Thursday, June 14, 2012

Throwing Good Money After Bad


About a year ago, my wife re-entered the workforce after thirteen years of being a full time mom, community leader and volunteer.

We were recently discussing the change in the “vibe” in our household.  Piles of mail, lists of errands and tasks building up and just purely not enough time to wiggle everything in that we used to do.  Some things were going to have to get dropped.  Our oldest daughter is a few months away from being able to drive independently – an unwitting chauffer in training!

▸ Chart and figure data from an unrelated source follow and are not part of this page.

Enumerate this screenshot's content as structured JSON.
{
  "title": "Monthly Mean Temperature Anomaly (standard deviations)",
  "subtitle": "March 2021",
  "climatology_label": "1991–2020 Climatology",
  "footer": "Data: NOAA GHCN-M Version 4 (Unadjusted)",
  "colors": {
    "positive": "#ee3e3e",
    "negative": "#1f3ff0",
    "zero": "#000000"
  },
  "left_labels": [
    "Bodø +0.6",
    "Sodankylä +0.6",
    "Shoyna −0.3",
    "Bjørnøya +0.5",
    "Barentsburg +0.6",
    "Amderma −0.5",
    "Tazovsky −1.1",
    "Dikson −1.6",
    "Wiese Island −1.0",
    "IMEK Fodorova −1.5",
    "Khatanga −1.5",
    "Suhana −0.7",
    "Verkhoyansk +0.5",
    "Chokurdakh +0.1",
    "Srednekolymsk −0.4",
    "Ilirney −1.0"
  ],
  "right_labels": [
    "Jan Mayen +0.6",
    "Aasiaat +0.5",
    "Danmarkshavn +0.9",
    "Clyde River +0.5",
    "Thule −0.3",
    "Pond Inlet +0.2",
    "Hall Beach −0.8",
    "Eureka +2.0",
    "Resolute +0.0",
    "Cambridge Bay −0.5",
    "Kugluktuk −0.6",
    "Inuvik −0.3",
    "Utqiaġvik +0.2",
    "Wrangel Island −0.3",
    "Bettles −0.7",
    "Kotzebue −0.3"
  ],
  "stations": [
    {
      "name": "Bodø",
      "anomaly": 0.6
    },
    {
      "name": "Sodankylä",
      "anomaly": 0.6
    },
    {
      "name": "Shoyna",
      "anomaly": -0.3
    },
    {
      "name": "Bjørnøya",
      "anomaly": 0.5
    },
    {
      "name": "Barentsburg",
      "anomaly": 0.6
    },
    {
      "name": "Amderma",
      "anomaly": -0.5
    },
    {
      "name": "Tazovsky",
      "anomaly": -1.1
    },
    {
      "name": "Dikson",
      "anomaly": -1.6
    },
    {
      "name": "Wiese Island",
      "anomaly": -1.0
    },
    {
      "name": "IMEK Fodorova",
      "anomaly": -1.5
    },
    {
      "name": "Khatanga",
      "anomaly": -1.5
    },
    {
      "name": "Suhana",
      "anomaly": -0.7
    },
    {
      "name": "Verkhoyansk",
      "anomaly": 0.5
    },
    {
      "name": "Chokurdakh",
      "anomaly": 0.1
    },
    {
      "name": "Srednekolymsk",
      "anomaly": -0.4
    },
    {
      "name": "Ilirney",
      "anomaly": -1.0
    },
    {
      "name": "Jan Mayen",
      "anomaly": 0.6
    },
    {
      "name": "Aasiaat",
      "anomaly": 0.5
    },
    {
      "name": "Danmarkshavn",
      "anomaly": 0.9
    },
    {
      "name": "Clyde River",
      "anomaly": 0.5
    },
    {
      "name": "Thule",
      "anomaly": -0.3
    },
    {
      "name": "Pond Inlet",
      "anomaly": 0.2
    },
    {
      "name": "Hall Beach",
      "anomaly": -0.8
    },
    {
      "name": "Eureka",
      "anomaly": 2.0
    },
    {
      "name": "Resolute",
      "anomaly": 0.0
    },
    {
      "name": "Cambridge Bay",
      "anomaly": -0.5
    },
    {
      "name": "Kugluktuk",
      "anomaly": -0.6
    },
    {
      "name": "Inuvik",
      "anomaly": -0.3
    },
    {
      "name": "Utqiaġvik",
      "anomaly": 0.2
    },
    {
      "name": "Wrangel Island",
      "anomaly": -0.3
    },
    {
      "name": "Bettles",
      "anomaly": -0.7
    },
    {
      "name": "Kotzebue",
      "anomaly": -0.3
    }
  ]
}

Our thoughts went to people less fortunate than us financially and single parents.  How do they do it?  If two of us can’t do all the kid stuff we want to get done – even with the help of friends - how does just one person do it?  When we can buy dinner because we “don’t have time”, how does a family who can’t buy dinner manage to keep all the balls in the air?

And then we came to a thought.  Does our society financially reward people who ignore their children? As the expenses and time commitments tied to the kids activities escalate, we would clearly have been better off financially just explaining to the kids that we can’t afford them anymore and moving on. 

One friend recently told his daughter that he didn’t think she was good enough at her activity to continue “to the next level”.  Do we treat our kids like we treat our cars:  too expensive to fix.  When it comes to our kids, is it even possible to “throw good money after bad”?

Kids and families aren’t financial assets.  I am just so happy that we have the ability financially to live our lives according to that belief.